MEBRURE BEYZA GÖKÇEK, İRFAN GÖKÇEK, İBRAHİM TOKER, AYŞİN KILINÇ TOKER, NACİYE HOCAOĞLU
Journal of Anatolian Medical Research - 2024;9(3):114-120
Amaç: Depremler, hayatta kalanları fiziksel ve psikolojik olarak etkileyen doğal afetlerdir. Sağlık çalışanları hem depremzede hem de yardım görevlileridir. Çalışmamızda, depremzedelerin tedavisi, taburcu edilmesi, takibi ve rehabilitasyonunda görev alan sağlık çalışanlarında anksiyete ve depresyon düzeyini ve ilişkili faktörleri belirlemeyi amaçladık.
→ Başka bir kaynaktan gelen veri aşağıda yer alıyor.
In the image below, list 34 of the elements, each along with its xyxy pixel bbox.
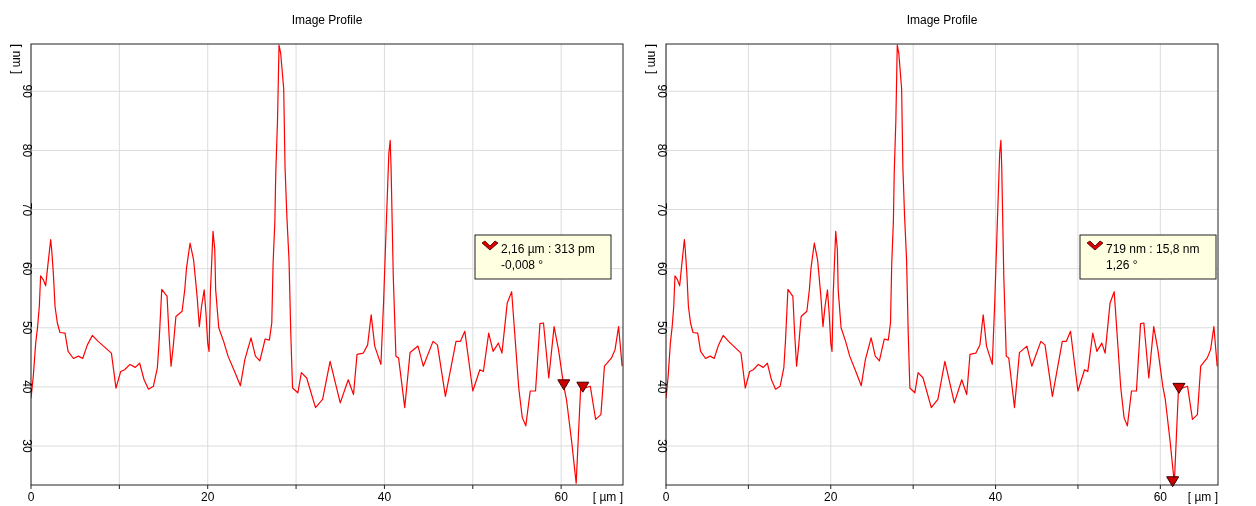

Gereç ve Yöntemler: Çalışmaya 6 Şubat 2023 depremi sonrası Kayseri Şehir Hastanesi’nde depremzedelerin akut bakımında çalışan doktor, hemşire, sağlık teknisyeni, tıbbi teknisyen ve tıbbi sekreter gibi sağlık çalışanları dahil edildi. Katılımcılara sosyodemografik veri formu, Beck Anksiyete Ölçeği (BAÖ) ve Beck Depresyon Ölçeği (BDÖ) uygulandı. Bulgular: Toplam 159 sağlık çalışanı çalışmamıza katılmayı kabul etti. BDÖ ölçek puanlarına göre katılımcıların %18,2’sinde hafif depresyon, %4,4’ünde ise şiddetli depresyon vardı. Anksiyete ve depresyon varlığı kadın katılımcılarda erkek katılımcılara göre daha yüksekti (p=0,012, p=0,005). Kendini depremzede olarak görenlerde anksiyete açısından istatistiksel olarak anlamlı fark bulundu (p=0,002). Sağlık çalışanlarının depremden daha fazla etkilendiğini düşünen katılımcılarda anksiyete daha yüksek iken (p=0,034), sağlık çalışanlarının depremden sonra psikolojik destek alması gerektiğine inanan katılımcılarda hem anksiyete hem de depresyon daha yüksek bulundu (sırasıyla p değerleri 0,01 ve 0,004’tür). Sonuç: Sağlık çalışanlarının talep etmeseler bile, deprem gibi afetlerden önce ve sonra ruh sağlıklarını korumak ve iyileştirmek için stratejiler geliştirilmelidir.